Christmas and holidays are common sources of conflict when making custody arrangements. Which parent gets to spend the actual day with their child? Does the child have to go through two Christmases? Your first Christmas post-divorce will be difficult but we have some advice to help you get through.
Suzanne Jannese from Babble explains in her article about the numerous ‘traumatic’ Christmases she had to endure. Her parents divorced when she was small and constantly felt torn between two families. During her early teens, she:
- Worried about not having enough pocket money to buy presents for everyone
- Ate two Christmas lunches and felt sick for the sake of ‘keeping the peace’
- Ran to a neighbour’s house on Christmas Eve just to escape from the stress
- Cried at home alone one Christmas Day because her mother, despite fighting for custody that day, went to another celebration meant ‘only for adults’.
Suzanne pleads for parents to put their kids and their needs first. Children are sensitive to the emotions of the people around them and try their best to fix it. A child’s job is to have fun, to play, and to just be.

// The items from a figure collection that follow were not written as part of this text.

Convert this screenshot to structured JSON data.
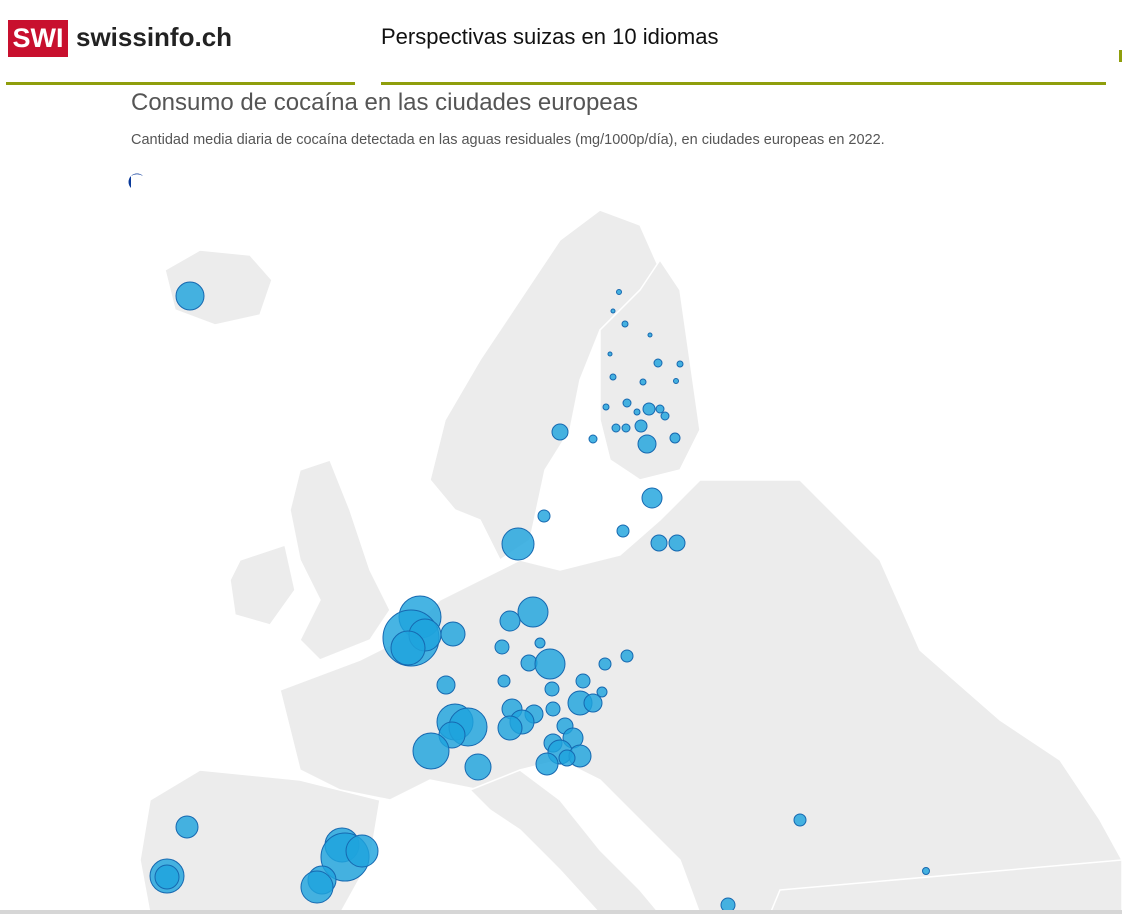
{
  "header": {
    "logo": "SWI",
    "site": "swissinfo.ch",
    "tagline": "Perspectivas suizas en 10 idiomas"
  },
  "article": {
    "title": "Consumo de cocaína en las ciudades europeas",
    "subtitle": "Cantidad media diaria de cocaína detectada en las aguas residuales (mg/1000p/día), en ciudades europeas en 2022."
  }
}
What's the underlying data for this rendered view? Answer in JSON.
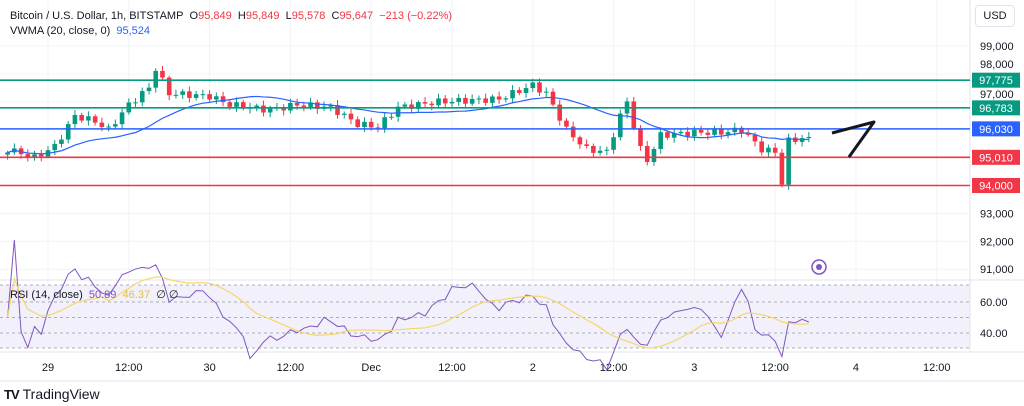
{
  "header": {
    "title": "Bitcoin / U.S. Dollar, 1h, BITSTAMP",
    "o_label": "O",
    "o": "95,849",
    "h_label": "H",
    "h": "95,849",
    "l_label": "L",
    "l": "95,578",
    "c_label": "C",
    "c": "95,647",
    "change": "−213 (−0.22%)",
    "vwma_label": "VWMA (20, close, 0)",
    "vwma": "95,524",
    "currency": "USD"
  },
  "rsi": {
    "label": "RSI (14, close)",
    "value": "50.89",
    "ma_value": "46.37",
    "extra1": "∅",
    "extra2": "∅"
  },
  "colors": {
    "up": "#089981",
    "down": "#f23645",
    "vwma": "#2962ff",
    "rsi": "#7e57c2",
    "rsi_ma": "#f5d76e"
  },
  "footer": {
    "brand": "TradingView"
  },
  "chart_data": {
    "type": "candlestick",
    "title": "Bitcoin / U.S. Dollar, 1h, BITSTAMP",
    "ylim": [
      90600,
      99600
    ],
    "y_ticks": [
      "99,000",
      "98,000",
      "97,000",
      "93,000",
      "92,000",
      "91,000"
    ],
    "y_tick_values": [
      99000,
      98000,
      97000,
      93000,
      92000,
      91000
    ],
    "x_ticks": [
      "29",
      "12:00",
      "30",
      "12:00",
      "Dec",
      "12:00",
      "2",
      "12:00",
      "3",
      "12:00",
      "4",
      "12:00"
    ],
    "x_tick_hours": [
      0,
      12,
      24,
      36,
      48,
      60,
      72,
      84,
      96,
      108,
      120,
      132
    ],
    "start_hour": -6.5,
    "close_anchors": [
      [
        -6,
        95300
      ],
      [
        -2,
        95000
      ],
      [
        1,
        95400
      ],
      [
        4,
        96500
      ],
      [
        7,
        96300
      ],
      [
        9,
        96000
      ],
      [
        12,
        96900
      ],
      [
        15,
        97500
      ],
      [
        16,
        98200
      ],
      [
        18,
        97300
      ],
      [
        24,
        97200
      ],
      [
        27,
        96900
      ],
      [
        33,
        96700
      ],
      [
        37,
        96900
      ],
      [
        42,
        96800
      ],
      [
        46,
        96200
      ],
      [
        49,
        96100
      ],
      [
        52,
        96800
      ],
      [
        58,
        97000
      ],
      [
        67,
        97100
      ],
      [
        72,
        97600
      ],
      [
        74,
        97300
      ],
      [
        77,
        96000
      ],
      [
        80,
        95300
      ],
      [
        83,
        95200
      ],
      [
        85,
        96500
      ],
      [
        86,
        97000
      ],
      [
        88,
        95300
      ],
      [
        89,
        94900
      ],
      [
        91,
        95800
      ],
      [
        96,
        95900
      ],
      [
        100,
        95900
      ],
      [
        103,
        96000
      ],
      [
        106,
        95300
      ],
      [
        108,
        95200
      ],
      [
        109,
        94100
      ],
      [
        110,
        95600
      ],
      [
        112,
        95700
      ],
      [
        113,
        95650
      ]
    ],
    "levels": [
      {
        "value": 97775,
        "label": "97,775",
        "color": "#089981"
      },
      {
        "value": 96783,
        "label": "96,783",
        "color": "#089981"
      },
      {
        "value": 96030,
        "label": "96,030",
        "color": "#2962ff"
      },
      {
        "value": 95010,
        "label": "95,010",
        "color": "#f23645"
      },
      {
        "value": 94000,
        "label": "94,000",
        "color": "#f23645"
      }
    ],
    "rsi_ticks": [
      "60.00",
      "40.00"
    ],
    "rsi_tick_values": [
      60,
      40
    ],
    "rsi_ylim": [
      25,
      75
    ]
  }
}
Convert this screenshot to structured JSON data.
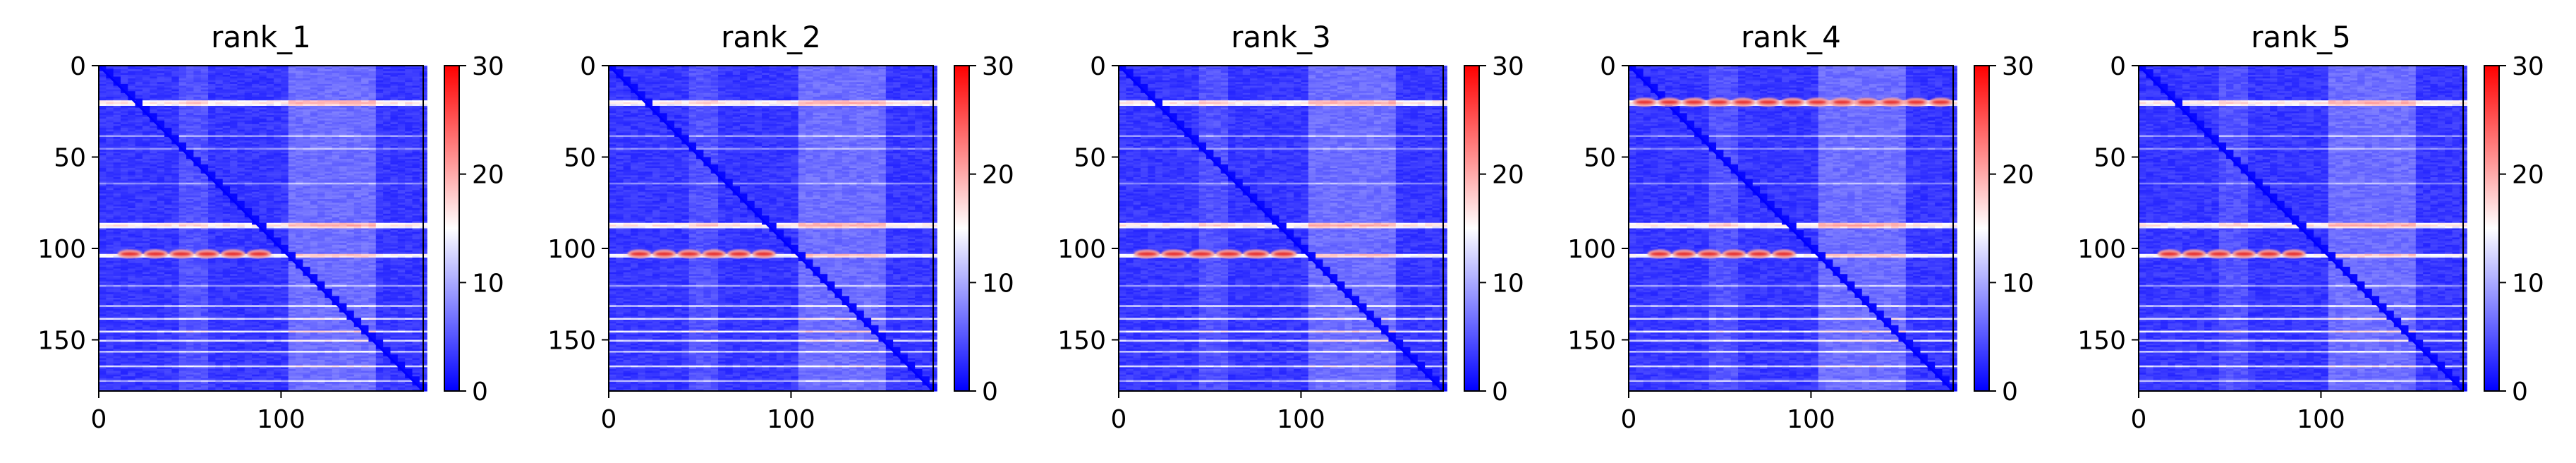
{
  "chart_data": [
    {
      "type": "heatmap",
      "title": "rank_1",
      "rows": 178,
      "cols": 178,
      "yticks": [
        0,
        50,
        100,
        150
      ],
      "xticks": [
        0,
        100
      ],
      "colorbar_ticks": [
        0,
        10,
        20,
        30
      ],
      "clim": [
        0,
        30
      ],
      "colormap": "bwr",
      "hot_bands": [
        {
          "row": 103,
          "from_col": 10,
          "to_col": 95
        }
      ]
    },
    {
      "type": "heatmap",
      "title": "rank_2",
      "rows": 178,
      "cols": 178,
      "yticks": [
        0,
        50,
        100,
        150
      ],
      "xticks": [
        0,
        100
      ],
      "colorbar_ticks": [
        0,
        10,
        20,
        30
      ],
      "clim": [
        0,
        30
      ],
      "colormap": "bwr",
      "hot_bands": [
        {
          "row": 103,
          "from_col": 10,
          "to_col": 92
        }
      ]
    },
    {
      "type": "heatmap",
      "title": "rank_3",
      "rows": 178,
      "cols": 178,
      "yticks": [
        0,
        50,
        100,
        150
      ],
      "xticks": [
        0,
        100
      ],
      "colorbar_ticks": [
        0,
        10,
        20,
        30
      ],
      "clim": [
        0,
        30
      ],
      "colormap": "bwr",
      "hot_bands": [
        {
          "row": 103,
          "from_col": 8,
          "to_col": 98
        }
      ]
    },
    {
      "type": "heatmap",
      "title": "rank_4",
      "rows": 178,
      "cols": 178,
      "yticks": [
        0,
        50,
        100,
        150
      ],
      "xticks": [
        0,
        100
      ],
      "colorbar_ticks": [
        0,
        10,
        20,
        30
      ],
      "clim": [
        0,
        30
      ],
      "colormap": "bwr",
      "hot_bands": [
        {
          "row": 20,
          "from_col": 2,
          "to_col": 178
        },
        {
          "row": 103,
          "from_col": 10,
          "to_col": 92
        }
      ]
    },
    {
      "type": "heatmap",
      "title": "rank_5",
      "rows": 178,
      "cols": 178,
      "yticks": [
        0,
        50,
        100,
        150
      ],
      "xticks": [
        0,
        100
      ],
      "colorbar_ticks": [
        0,
        10,
        20,
        30
      ],
      "clim": [
        0,
        30
      ],
      "colormap": "bwr",
      "hot_bands": [
        {
          "row": 103,
          "from_col": 10,
          "to_col": 92
        }
      ]
    }
  ]
}
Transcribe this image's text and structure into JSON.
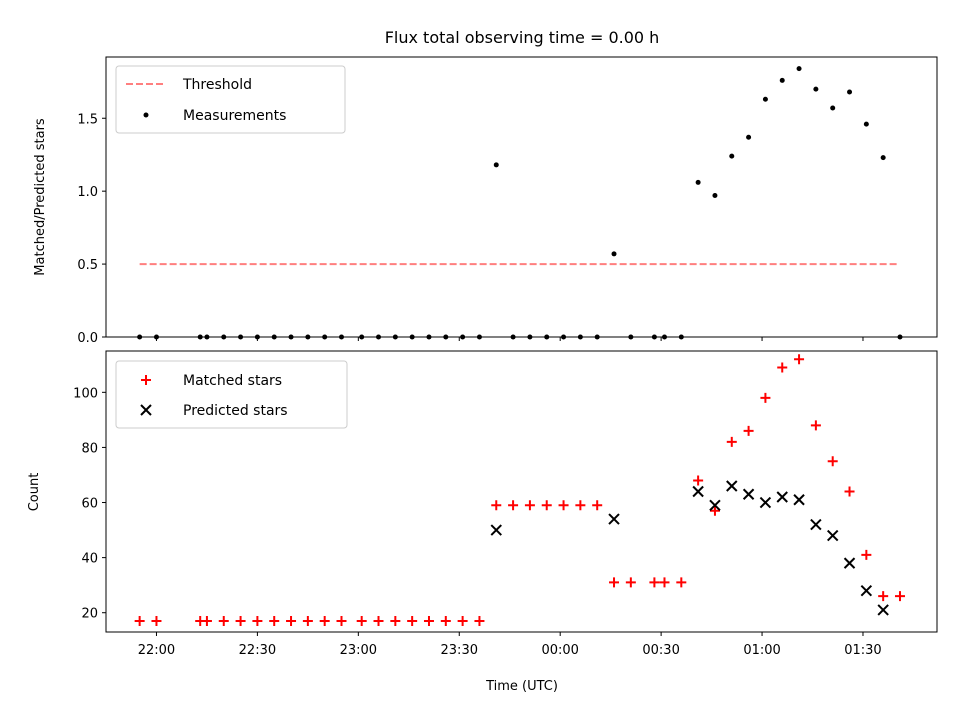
{
  "chart_data": [
    {
      "type": "scatter",
      "title": "Flux total observing time = 0.00 h",
      "xlabel": "",
      "ylabel": "Matched/Predicted stars",
      "xlim": [
        "21:45",
        "01:52"
      ],
      "ylim": [
        0,
        1.92
      ],
      "yticks": [
        0.0,
        0.5,
        1.0,
        1.5
      ],
      "ytick_labels": [
        "0.0",
        "0.5",
        "1.0",
        "1.5"
      ],
      "legend": "top-left",
      "series": [
        {
          "name": "Threshold",
          "kind": "line",
          "style": "dashed",
          "color": "#ff7f7f",
          "x": [
            "21:55",
            "01:40"
          ],
          "y": [
            0.5,
            0.5
          ]
        },
        {
          "name": "Measurements",
          "kind": "scatter",
          "marker": "dot",
          "color": "#000000",
          "x": [
            "21:55",
            "22:00",
            "22:13",
            "22:15",
            "22:20",
            "22:25",
            "22:30",
            "22:35",
            "22:40",
            "22:45",
            "22:50",
            "22:55",
            "23:01",
            "23:06",
            "23:11",
            "23:16",
            "23:21",
            "23:26",
            "23:31",
            "23:36",
            "23:41",
            "23:46",
            "23:51",
            "23:56",
            "24:01",
            "24:06",
            "24:11",
            "24:16",
            "24:21",
            "24:28",
            "24:31",
            "24:36",
            "24:41",
            "24:46",
            "24:51",
            "24:56",
            "25:01",
            "25:06",
            "25:11",
            "25:16",
            "25:21",
            "25:26",
            "25:31",
            "25:36",
            "25:41"
          ],
          "y": [
            0,
            0,
            0,
            0,
            0,
            0,
            0,
            0,
            0,
            0,
            0,
            0,
            0,
            0,
            0,
            0,
            0,
            0,
            0,
            0,
            1.18,
            0,
            0,
            0,
            0,
            0,
            0,
            0.57,
            0,
            0,
            0,
            0,
            1.06,
            0.97,
            1.24,
            1.37,
            1.63,
            1.76,
            1.84,
            1.7,
            1.57,
            1.68,
            1.46,
            1.23,
            0
          ]
        }
      ]
    },
    {
      "type": "scatter",
      "title": "",
      "xlabel": "Time (UTC)",
      "ylabel": "Count",
      "xlim": [
        "21:45",
        "01:52"
      ],
      "ylim": [
        13,
        115
      ],
      "yticks": [
        20,
        40,
        60,
        80,
        100
      ],
      "ytick_labels": [
        "20",
        "40",
        "60",
        "80",
        "100"
      ],
      "xticks": [
        "22:00",
        "22:30",
        "23:00",
        "23:30",
        "00:00",
        "00:30",
        "01:00",
        "01:30"
      ],
      "legend": "top-left",
      "series": [
        {
          "name": "Matched stars",
          "marker": "plus",
          "color": "#ff0000",
          "x": [
            "21:55",
            "22:00",
            "22:13",
            "22:15",
            "22:20",
            "22:25",
            "22:30",
            "22:35",
            "22:40",
            "22:45",
            "22:50",
            "22:55",
            "23:01",
            "23:06",
            "23:11",
            "23:16",
            "23:21",
            "23:26",
            "23:31",
            "23:36",
            "23:41",
            "23:46",
            "23:51",
            "23:56",
            "24:01",
            "24:06",
            "24:11",
            "24:16",
            "24:21",
            "24:28",
            "24:31",
            "24:36",
            "24:41",
            "24:46",
            "24:51",
            "24:56",
            "25:01",
            "25:06",
            "25:11",
            "25:16",
            "25:21",
            "25:26",
            "25:31",
            "25:36",
            "25:41"
          ],
          "y": [
            17,
            17,
            17,
            17,
            17,
            17,
            17,
            17,
            17,
            17,
            17,
            17,
            17,
            17,
            17,
            17,
            17,
            17,
            17,
            17,
            59,
            59,
            59,
            59,
            59,
            59,
            59,
            31,
            31,
            31,
            31,
            31,
            68,
            57,
            82,
            86,
            98,
            109,
            112,
            88,
            75,
            64,
            41,
            26,
            26
          ]
        },
        {
          "name": "Predicted stars",
          "marker": "x",
          "color": "#000000",
          "x": [
            "23:41",
            "24:16",
            "24:41",
            "24:46",
            "24:51",
            "24:56",
            "25:01",
            "25:06",
            "25:11",
            "25:16",
            "25:21",
            "25:26",
            "25:31",
            "25:36"
          ],
          "y": [
            50,
            54,
            64,
            59,
            66,
            63,
            60,
            62,
            61,
            52,
            48,
            38,
            28,
            21
          ]
        }
      ]
    }
  ]
}
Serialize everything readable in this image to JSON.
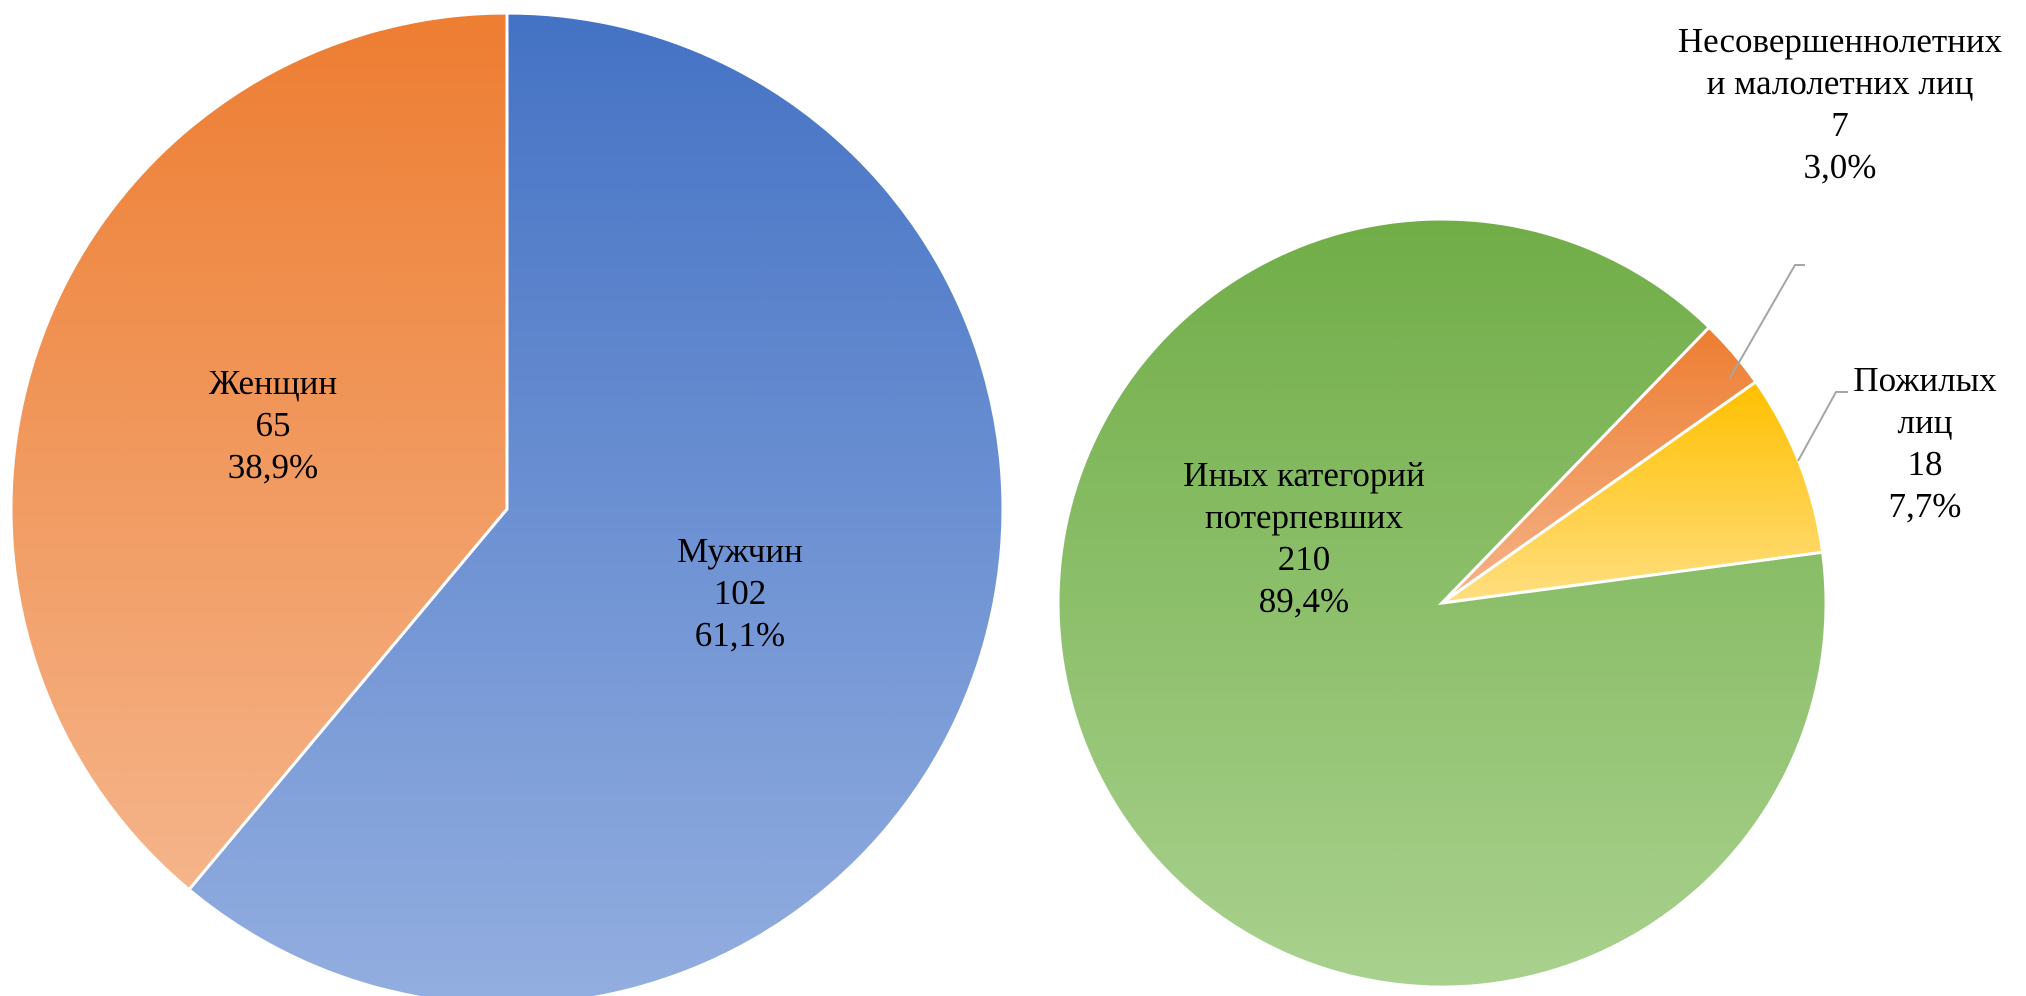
{
  "chart_data": [
    {
      "type": "pie",
      "slices": [
        {
          "label": "Мужчин",
          "value": 102,
          "percent_label": "61,1%",
          "color": "#4472C4",
          "color_light": "#93AEE0"
        },
        {
          "label": "Женщин",
          "value": 65,
          "percent_label": "38,9%",
          "color": "#ED7D31",
          "color_light": "#F5B48A"
        }
      ]
    },
    {
      "type": "pie",
      "slices": [
        {
          "label": "Несовершеннолетних и малолетних лиц",
          "label_lines": [
            "Несовершеннолетних",
            "и малолетних лиц"
          ],
          "value": 7,
          "percent_label": "3,0%",
          "color": "#ED7D31",
          "color_light": "#F5B48A"
        },
        {
          "label": "Пожилых лиц",
          "label_lines": [
            "Пожилых",
            "лиц"
          ],
          "value": 18,
          "percent_label": "7,7%",
          "color": "#FFC000",
          "color_light": "#FFDE80"
        },
        {
          "label": "Иных категорий потерпевших",
          "label_lines": [
            "Иных категорий",
            "потерпевших"
          ],
          "value": 210,
          "percent_label": "89,4%",
          "color": "#70AD47",
          "color_light": "#A9D18E"
        }
      ]
    }
  ]
}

Dr Robert Emery, PhD, advises parents that sometimes it’s better not to be friends post-divorce. Sometimes it works and couples reconcile (though this is rare). But when the relationship is beyond salvaging and there’s lingering bitterness, he recommends the following: treat your ex as a business partner. You’re bound together by the child you have, and there’s still a job to do. Dr Emery further explains how to handle the holidays in his blog on Psychology Today:
- Remember that Christmas isn’t about you or one-upping your ex through the gifts you give. Explain the values that come with Christmas to your kids (thankfulness, forgiveness etc)
- Make new traditions with your kids. If they don’t spend the actual day with you, create your own brand of Christmas that year.
- Don’t avoid your ex-partner. Communicate and schedule visiting times, and even presents. This way you both know your child’s movements and you don’t double up on gifts.
Divorce and the whole process will hit the kids hard, writes, Christina McGhee. Ultimately, it’s up to the parents to explain the situation as best they can, and what’s going to happen next. Christina urges parents to be transparent about how the upcoming Christmas will be different to those in the past. She also recommends these steps to keep sanity, perspective and emotions in order:
- Let the children’s needs be the backbone of planning your Christmas
- Explain that different doesn’t have to be a bad thing. Rather, it’s a chance to start new traditions with each parent.
- Make sure you care for yourself, whether it’s for an hour or a day. Your emotions are going through the wringer and the children are going to pick up on it if you don’t stay calm.